Latest results of AI research indicates that simpler, smaller neural networks. These can be used to solve certain tasks even better, more efficiently, and more reliably than ever before. The idea of a neural network is inspired by the structure of the human brain that could help computers and machines more like a human would. The human brain is exceptionally complex. It is the most powerful computing machine ever known that is still not completely decoded. Science explains that the internal workings of the human brain are modelled around the concept of neurons. The networks of neurons are known as biological neural networks. It is estimated that the human brain contains roughly 100 billion neurons. These are connected along pathways throughout these networks. Hence, for a computing machine to replicate brain functions, it must use an artificial version of this complex network of neurons. This is the start of the advanced statistical technique and term known as Artificial neural networks (ANNs). Bringing artificial intelligence and neuroscience together promises to yield benefits for both fields. The progression of AI techniques in this line and its applications will certainly be very exciting to watch!
Artificial neural networks (ANNs) and their more complex model - deep learning technique are some of the most capable AI tools. These resolve very complex problems and will continue to be developed and be leveraged in the future.
By duplicating the working of the brain using silicon and wires which act like dendrites and neurons, we can make necessary connections. Like stimulus from an external environment are accepted by dendrites in a way, the input generates electric impulses that travel through the neural network.
ANN consists of several nodes which act as a neuron. The nodes are connected by wires for communication with one another. Nodes collect input data to perform small operations on trained data. The results of these operations are moved to the subsequent node that acts like neurons. The output at the node is called the node value. An ANN includes a huge number of processors working parallelly, that are arranged in multiple layers. The first layer receives the raw data as input, similar to optic nerves in the human eye processing visuals. Every successive layer then receives the raw input data as output from the previous layer. It is just like the neurons of the optic nerve receiving signals from those close to it. The final layer generates the actual final output. Neural networks include various technologies like deep learning and machine learning.
In the initial stages, neural networks (NN) are fed with huge amounts of data. Training is generally given to these networks by providing inputs and educating the networks to the desired output. For example, facial recognition is the latest technology embedded in most smartphones. Each input is gathered by identifying matching data, like the image of a person’s face, iris, various facial expressions. All these inputs are trained into these networks. Providing proper answers will train it to accommodate its internal data to learn how better it can perform. Rules must be defined in such a way that each node knows what has to be sent to the next layer considering its own inputs from the previous layer.
Considering principles like genetic algorithms, fuzzy logic, gradient-based training, Bayesian method etc.
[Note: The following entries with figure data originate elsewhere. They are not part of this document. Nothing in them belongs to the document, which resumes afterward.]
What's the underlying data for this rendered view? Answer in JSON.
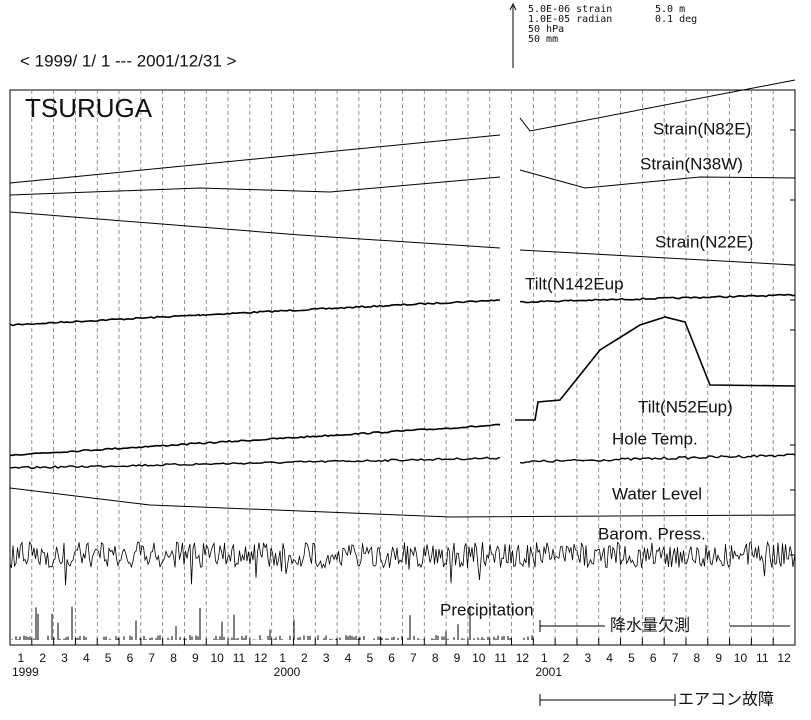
{
  "header": {
    "period": "< 1999/ 1/ 1 --- 2001/12/31 >",
    "scale_left": [
      "5.0E-06 strain",
      "1.0E-05 radian",
      "50 hPa",
      "50 mm"
    ],
    "scale_right": [
      "5.0 m",
      "0.1 deg"
    ]
  },
  "station": "TSURUGA",
  "traces": [
    "Strain(N82E)",
    "Strain(N38W)",
    "Strain(N22E)",
    "Tilt(N142Eup",
    "Tilt(N52Eup)",
    "Hole Temp.",
    "Water Level",
    "Barom. Press.",
    "Precipitation"
  ],
  "months": [
    "1",
    "2",
    "3",
    "4",
    "5",
    "6",
    "7",
    "8",
    "9",
    "10",
    "11",
    "12",
    "1",
    "2",
    "3",
    "4",
    "5",
    "6",
    "7",
    "8",
    "9",
    "10",
    "11",
    "12",
    "1",
    "2",
    "3",
    "4",
    "5",
    "6",
    "7",
    "8",
    "9",
    "10",
    "11",
    "12"
  ],
  "years": [
    "1999",
    "2000",
    "2001"
  ],
  "notes": {
    "precip_missing": "降水量欠測",
    "aircon_failure": "エアコン故障"
  }
}
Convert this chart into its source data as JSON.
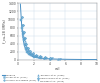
{
  "title": "",
  "ylabel": "f_cu,28 (MPa)",
  "xlabel": "w/l",
  "xlim": [
    0,
    10
  ],
  "ylim": [
    0,
    1400
  ],
  "bg_color": "#ffffff",
  "grid_color": "#c8daea",
  "curve_color": "#4a90c4",
  "scatter_color": "#7ab8d8",
  "curve_x": [
    0.3,
    0.38,
    0.46,
    0.55,
    0.65,
    0.75,
    0.88,
    1.0,
    1.15,
    1.35,
    1.6,
    1.9,
    2.3,
    2.8,
    3.4,
    4.2,
    5.2,
    6.5,
    8.0,
    10.0
  ],
  "curve_y": [
    1380,
    1120,
    880,
    680,
    520,
    400,
    305,
    240,
    185,
    140,
    105,
    78,
    57,
    42,
    30,
    21,
    15,
    10,
    7,
    5
  ],
  "scatter_sets": [
    {
      "x": [
        0.42,
        0.52,
        0.62,
        0.72,
        0.85,
        1.0,
        1.2,
        1.45,
        1.7,
        2.0,
        2.4,
        2.9
      ],
      "y": [
        980,
        800,
        640,
        490,
        370,
        270,
        200,
        148,
        110,
        80,
        57,
        40
      ],
      "marker": "s"
    },
    {
      "x": [
        0.5,
        0.62,
        0.75,
        0.9,
        1.08,
        1.3,
        1.55,
        1.85,
        2.2,
        2.7,
        3.3,
        4.1
      ],
      "y": [
        850,
        680,
        530,
        400,
        300,
        225,
        165,
        120,
        88,
        62,
        44,
        30
      ],
      "marker": "o"
    },
    {
      "x": [
        0.55,
        0.68,
        0.83,
        1.0,
        1.22,
        1.48,
        1.8,
        2.2,
        2.7,
        3.3,
        4.1,
        5.1
      ],
      "y": [
        740,
        590,
        455,
        345,
        255,
        188,
        138,
        100,
        72,
        51,
        36,
        25
      ],
      "marker": "^"
    },
    {
      "x": [
        0.48,
        0.6,
        0.73,
        0.88,
        1.06,
        1.28,
        1.55,
        1.88,
        2.28,
        2.78,
        3.38,
        4.1
      ],
      "y": [
        1050,
        850,
        680,
        530,
        400,
        298,
        218,
        158,
        114,
        82,
        58,
        41
      ],
      "marker": "D"
    },
    {
      "x": [
        0.58,
        0.72,
        0.88,
        1.07,
        1.3,
        1.58,
        1.92,
        2.35,
        2.86,
        3.5,
        4.3,
        5.3
      ],
      "y": [
        650,
        510,
        395,
        300,
        225,
        167,
        122,
        89,
        64,
        46,
        33,
        23
      ],
      "marker": "v"
    }
  ],
  "legend_labels": [
    "Trendline",
    "Niyazi et al. (2011)",
    "Lorenco and Segura (2006)",
    "Jacobsen et al. (1995)",
    "Hamarlachek et al. (2001)",
    "Madigan et al. (2009)"
  ],
  "ytick_labels": [
    "0",
    "200",
    "400",
    "600",
    "800",
    "1000",
    "1200",
    "1400"
  ],
  "yticks": [
    0,
    200,
    400,
    600,
    800,
    1000,
    1200,
    1400
  ],
  "xticks": [
    0,
    2,
    4,
    6,
    8,
    10
  ]
}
ANNs are given a basic frame of rules. An accurate decision must be taken in framing the rules.
Most business applications and commercial companies are making use of these technologies. Their main aim is to solve complex problems like pattern recognition or facial recognition, and several other applications include data analysis, weather prediction, and signal processing.
Recognition of Image was the first area where neural networks were applied. Eventually, technology expanded to areas such as translation and language generation, drug discovery and development, stock market prediction, delivery driver route planning and optimization, chatbots.
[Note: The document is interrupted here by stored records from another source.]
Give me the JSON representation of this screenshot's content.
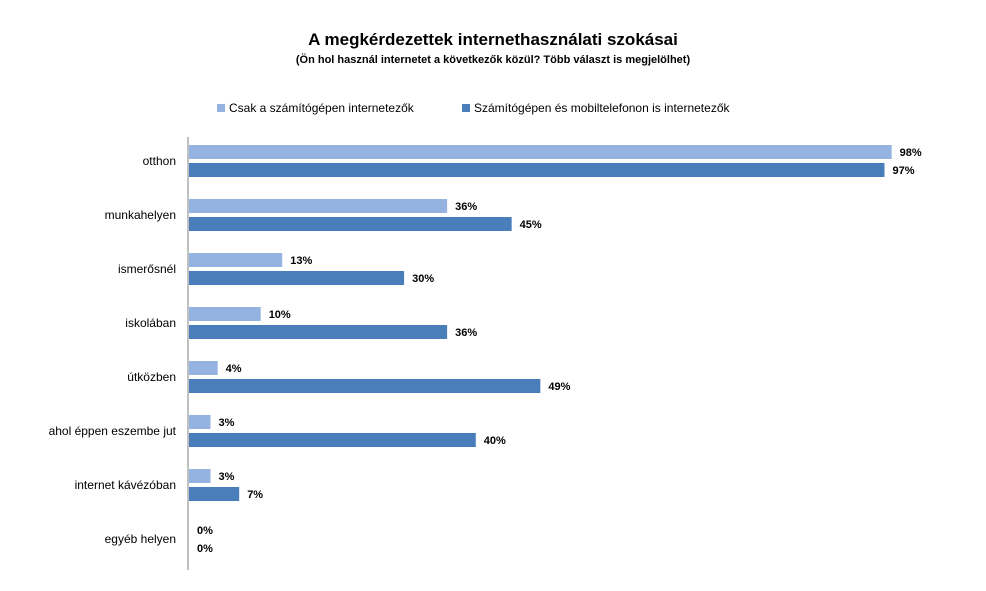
{
  "chart_data": {
    "type": "bar",
    "orientation": "horizontal",
    "title": "A megkérdezettek internethasználati szokásai",
    "subtitle": "(Ön hol használ internetet a következők közül? Több választ is megjelölhet)",
    "categories": [
      "otthon",
      "munkahelyen",
      "ismerősnél",
      "iskolában",
      "útközben",
      "ahol éppen eszembe jut",
      "internet kávézóban",
      "egyéb helyen"
    ],
    "series": [
      {
        "name": "Csak a számítógépen internetezők",
        "color": "#95b3e1",
        "values": [
          98,
          36,
          13,
          10,
          4,
          3,
          3,
          0
        ],
        "labels": [
          "98%",
          "36%",
          "13%",
          "10%",
          "4%",
          "3%",
          "3%",
          "0%"
        ]
      },
      {
        "name": "Számítógépen és mobiltelefonon is internetezők",
        "color": "#4a7ebb",
        "values": [
          97,
          45,
          30,
          36,
          49,
          40,
          7,
          0
        ],
        "labels": [
          "97%",
          "45%",
          "30%",
          "36%",
          "49%",
          "40%",
          "7%",
          "0%"
        ]
      }
    ],
    "xlim": [
      0,
      100
    ],
    "grid": false,
    "legend_position": "top"
  }
}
ANNs are also used in undersea mine detection, Google assistant or SIRI, recovery of telecommunications from faulty software, diagnosis of hepatitis, handwriting recognition, self-driving cars, object detection, music composition, spell checking, character recognition etc. Neural networks have a remarkable ability to retrieve meaningful data from an ample amount of imprecise data. This is used in detecting trends and extract patterns that are difficult to understand both by simple computers or humans. A trained NN can be made an "expert" in the information that has been given to analyze and can be used to provide projections. Self-organization, real-time operation, adaptive learning, redundant information coding through fault tolerance are some of the added advantages that come along with neural networks.
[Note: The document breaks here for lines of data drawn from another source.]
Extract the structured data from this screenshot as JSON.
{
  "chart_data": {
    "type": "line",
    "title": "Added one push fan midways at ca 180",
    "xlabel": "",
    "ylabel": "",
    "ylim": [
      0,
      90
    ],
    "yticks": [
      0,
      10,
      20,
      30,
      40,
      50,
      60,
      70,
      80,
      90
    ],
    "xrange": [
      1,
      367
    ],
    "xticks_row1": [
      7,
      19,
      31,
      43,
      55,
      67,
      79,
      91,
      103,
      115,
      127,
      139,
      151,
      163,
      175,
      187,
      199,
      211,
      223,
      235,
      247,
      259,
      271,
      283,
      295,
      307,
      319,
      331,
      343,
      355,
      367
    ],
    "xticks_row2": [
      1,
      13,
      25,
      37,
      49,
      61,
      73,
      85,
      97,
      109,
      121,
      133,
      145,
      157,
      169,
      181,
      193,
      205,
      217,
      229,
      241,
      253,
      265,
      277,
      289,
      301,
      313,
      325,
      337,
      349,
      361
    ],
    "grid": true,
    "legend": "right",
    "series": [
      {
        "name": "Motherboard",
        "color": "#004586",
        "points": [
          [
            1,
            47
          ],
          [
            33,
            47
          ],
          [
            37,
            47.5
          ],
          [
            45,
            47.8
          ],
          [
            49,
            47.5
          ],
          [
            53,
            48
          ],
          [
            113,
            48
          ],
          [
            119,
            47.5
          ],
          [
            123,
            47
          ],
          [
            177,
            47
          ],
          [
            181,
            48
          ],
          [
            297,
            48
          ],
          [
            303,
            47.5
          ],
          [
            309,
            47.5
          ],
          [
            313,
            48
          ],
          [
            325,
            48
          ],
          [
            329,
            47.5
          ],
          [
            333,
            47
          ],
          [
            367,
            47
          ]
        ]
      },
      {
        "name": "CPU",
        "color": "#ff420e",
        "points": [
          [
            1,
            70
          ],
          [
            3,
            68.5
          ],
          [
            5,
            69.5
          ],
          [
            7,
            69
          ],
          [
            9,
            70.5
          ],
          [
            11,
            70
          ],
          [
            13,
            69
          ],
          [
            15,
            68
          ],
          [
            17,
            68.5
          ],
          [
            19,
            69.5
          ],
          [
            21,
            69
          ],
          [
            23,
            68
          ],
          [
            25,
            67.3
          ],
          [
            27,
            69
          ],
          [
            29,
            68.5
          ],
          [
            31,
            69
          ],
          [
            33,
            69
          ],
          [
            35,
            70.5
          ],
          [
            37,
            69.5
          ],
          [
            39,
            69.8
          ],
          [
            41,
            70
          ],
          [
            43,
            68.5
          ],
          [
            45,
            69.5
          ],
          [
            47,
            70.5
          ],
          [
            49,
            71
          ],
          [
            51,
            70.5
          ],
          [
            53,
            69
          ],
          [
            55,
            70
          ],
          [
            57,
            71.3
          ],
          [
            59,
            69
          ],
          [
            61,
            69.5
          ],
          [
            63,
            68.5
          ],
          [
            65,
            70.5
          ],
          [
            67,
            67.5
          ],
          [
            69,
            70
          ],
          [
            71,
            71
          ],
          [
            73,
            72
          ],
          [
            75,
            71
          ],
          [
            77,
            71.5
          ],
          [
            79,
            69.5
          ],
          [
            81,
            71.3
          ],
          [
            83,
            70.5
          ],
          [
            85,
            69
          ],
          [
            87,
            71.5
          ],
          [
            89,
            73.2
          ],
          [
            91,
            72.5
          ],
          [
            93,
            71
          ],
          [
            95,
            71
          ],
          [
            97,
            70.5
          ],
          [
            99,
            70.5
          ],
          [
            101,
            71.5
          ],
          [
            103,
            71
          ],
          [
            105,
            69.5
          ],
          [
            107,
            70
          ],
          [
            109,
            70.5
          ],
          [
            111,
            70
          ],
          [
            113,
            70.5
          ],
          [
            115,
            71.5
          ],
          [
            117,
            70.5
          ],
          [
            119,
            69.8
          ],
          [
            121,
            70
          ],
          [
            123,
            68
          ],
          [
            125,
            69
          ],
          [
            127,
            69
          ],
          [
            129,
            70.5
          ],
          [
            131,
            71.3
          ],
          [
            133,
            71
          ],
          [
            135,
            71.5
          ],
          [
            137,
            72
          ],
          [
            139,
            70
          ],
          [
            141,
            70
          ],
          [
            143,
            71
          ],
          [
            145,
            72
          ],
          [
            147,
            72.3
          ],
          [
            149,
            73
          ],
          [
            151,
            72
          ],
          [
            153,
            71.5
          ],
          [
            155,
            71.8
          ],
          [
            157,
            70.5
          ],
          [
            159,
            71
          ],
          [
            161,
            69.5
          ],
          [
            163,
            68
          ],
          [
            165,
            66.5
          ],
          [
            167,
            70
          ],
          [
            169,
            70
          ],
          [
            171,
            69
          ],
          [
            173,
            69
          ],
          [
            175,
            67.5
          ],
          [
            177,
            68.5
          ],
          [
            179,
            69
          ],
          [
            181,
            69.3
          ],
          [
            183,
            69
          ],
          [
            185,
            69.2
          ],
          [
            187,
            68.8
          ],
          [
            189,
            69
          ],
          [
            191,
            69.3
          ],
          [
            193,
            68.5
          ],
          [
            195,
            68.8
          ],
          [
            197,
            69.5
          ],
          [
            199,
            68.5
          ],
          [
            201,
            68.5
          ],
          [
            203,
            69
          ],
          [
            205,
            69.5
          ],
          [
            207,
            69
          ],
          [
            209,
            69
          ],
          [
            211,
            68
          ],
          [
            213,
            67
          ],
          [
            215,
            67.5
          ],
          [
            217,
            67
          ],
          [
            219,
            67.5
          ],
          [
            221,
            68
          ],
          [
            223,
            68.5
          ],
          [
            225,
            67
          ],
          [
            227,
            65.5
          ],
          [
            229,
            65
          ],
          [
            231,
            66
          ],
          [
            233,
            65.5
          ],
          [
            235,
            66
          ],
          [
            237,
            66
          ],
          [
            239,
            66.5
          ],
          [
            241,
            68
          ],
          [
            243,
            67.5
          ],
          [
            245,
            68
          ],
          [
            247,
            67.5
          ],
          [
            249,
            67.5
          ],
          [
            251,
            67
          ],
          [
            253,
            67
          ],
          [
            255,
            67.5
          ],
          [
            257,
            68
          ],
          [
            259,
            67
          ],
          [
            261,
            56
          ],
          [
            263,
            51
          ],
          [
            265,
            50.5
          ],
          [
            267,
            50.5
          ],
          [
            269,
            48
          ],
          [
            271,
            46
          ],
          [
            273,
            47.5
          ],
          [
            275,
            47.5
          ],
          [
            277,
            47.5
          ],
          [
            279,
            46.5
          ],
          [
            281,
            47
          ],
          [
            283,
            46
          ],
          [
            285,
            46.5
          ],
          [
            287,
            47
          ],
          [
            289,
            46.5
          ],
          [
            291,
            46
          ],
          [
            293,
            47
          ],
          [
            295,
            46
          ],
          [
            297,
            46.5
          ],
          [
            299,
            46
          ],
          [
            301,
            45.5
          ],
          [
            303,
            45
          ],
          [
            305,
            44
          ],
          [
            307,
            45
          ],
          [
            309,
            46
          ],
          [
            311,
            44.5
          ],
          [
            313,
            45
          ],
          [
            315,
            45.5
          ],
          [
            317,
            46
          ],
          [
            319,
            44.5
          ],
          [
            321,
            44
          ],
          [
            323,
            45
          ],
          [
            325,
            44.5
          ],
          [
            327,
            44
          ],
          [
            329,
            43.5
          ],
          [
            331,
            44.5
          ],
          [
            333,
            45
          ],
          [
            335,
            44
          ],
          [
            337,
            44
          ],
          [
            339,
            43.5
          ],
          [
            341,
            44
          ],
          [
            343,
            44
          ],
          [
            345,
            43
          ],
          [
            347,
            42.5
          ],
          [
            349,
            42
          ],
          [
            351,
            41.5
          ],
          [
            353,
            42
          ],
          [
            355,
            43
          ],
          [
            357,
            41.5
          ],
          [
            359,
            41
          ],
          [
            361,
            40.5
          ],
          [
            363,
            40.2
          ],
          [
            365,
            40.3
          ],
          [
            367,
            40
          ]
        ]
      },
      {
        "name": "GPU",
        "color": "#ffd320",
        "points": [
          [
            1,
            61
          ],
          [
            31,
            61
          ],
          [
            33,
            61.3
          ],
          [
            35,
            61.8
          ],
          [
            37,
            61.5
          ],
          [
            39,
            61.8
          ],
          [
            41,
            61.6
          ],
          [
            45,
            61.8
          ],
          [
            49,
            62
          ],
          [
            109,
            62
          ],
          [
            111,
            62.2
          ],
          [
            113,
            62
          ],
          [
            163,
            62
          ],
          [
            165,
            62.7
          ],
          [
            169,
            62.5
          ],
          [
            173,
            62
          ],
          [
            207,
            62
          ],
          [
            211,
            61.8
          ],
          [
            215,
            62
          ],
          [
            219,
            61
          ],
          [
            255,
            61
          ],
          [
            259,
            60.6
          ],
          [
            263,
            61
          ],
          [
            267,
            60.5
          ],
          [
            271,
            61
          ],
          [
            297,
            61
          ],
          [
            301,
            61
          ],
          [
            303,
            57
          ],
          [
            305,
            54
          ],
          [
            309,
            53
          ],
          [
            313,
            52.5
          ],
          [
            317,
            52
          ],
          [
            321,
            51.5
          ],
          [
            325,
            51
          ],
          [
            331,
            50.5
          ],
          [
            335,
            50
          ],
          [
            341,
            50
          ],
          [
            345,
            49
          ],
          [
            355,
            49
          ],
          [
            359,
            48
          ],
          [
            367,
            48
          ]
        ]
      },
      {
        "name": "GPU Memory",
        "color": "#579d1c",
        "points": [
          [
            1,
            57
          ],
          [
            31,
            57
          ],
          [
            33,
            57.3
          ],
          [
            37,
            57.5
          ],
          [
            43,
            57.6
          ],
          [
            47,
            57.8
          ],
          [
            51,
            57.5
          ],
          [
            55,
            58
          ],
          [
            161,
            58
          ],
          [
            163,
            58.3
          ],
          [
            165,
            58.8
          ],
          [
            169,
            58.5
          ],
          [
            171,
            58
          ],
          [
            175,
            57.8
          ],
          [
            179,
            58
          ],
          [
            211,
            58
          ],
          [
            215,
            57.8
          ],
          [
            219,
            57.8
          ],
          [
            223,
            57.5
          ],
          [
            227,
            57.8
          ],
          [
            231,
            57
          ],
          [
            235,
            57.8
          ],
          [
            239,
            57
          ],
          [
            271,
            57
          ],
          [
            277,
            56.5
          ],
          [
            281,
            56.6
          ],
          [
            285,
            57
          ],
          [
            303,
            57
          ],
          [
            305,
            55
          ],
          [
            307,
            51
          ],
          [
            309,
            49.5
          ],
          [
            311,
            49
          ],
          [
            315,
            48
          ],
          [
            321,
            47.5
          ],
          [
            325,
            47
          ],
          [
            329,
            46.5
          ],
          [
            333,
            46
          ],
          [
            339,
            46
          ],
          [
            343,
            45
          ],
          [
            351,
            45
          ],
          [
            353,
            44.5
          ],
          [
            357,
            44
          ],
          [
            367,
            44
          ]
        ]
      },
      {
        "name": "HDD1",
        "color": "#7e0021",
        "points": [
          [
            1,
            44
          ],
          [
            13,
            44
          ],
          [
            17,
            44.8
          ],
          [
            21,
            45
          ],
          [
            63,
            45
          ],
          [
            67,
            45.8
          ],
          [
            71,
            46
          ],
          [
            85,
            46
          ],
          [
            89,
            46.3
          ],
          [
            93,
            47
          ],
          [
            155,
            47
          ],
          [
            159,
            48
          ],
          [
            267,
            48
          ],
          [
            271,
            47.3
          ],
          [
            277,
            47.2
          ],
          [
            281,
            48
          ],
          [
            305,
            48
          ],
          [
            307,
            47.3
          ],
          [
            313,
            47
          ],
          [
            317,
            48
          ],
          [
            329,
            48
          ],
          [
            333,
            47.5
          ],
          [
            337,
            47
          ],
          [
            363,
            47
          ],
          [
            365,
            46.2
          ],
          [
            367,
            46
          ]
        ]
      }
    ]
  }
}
From the technical perspective, one of the biggest challenges is the amount of time it takes to train networks, which often require a huge amount of computing power even for simple tasks. It should also be considered that neural networks are black boxes, in which the user aligns the trained data and receives answers. The networks are allowed to tune the answers, but the drawback is that they have no access to the exact process of decision making, human errors may hit hard in this scenario. This is the reason why researchers are working relentlessly, but artificial neural networks play a very big role in changing everyday lives. Being in a highly competitive world, we have a lot to gain from neural networks. Their capability to learn through better example makes them powerful and flexible. Moreover, we do not need to devise an algorithm to perform a particular task. We do not require the internal mechanisms for that task. These are well suited for real-time systems as they respond quickly with the best computational times because of their parallel architecture.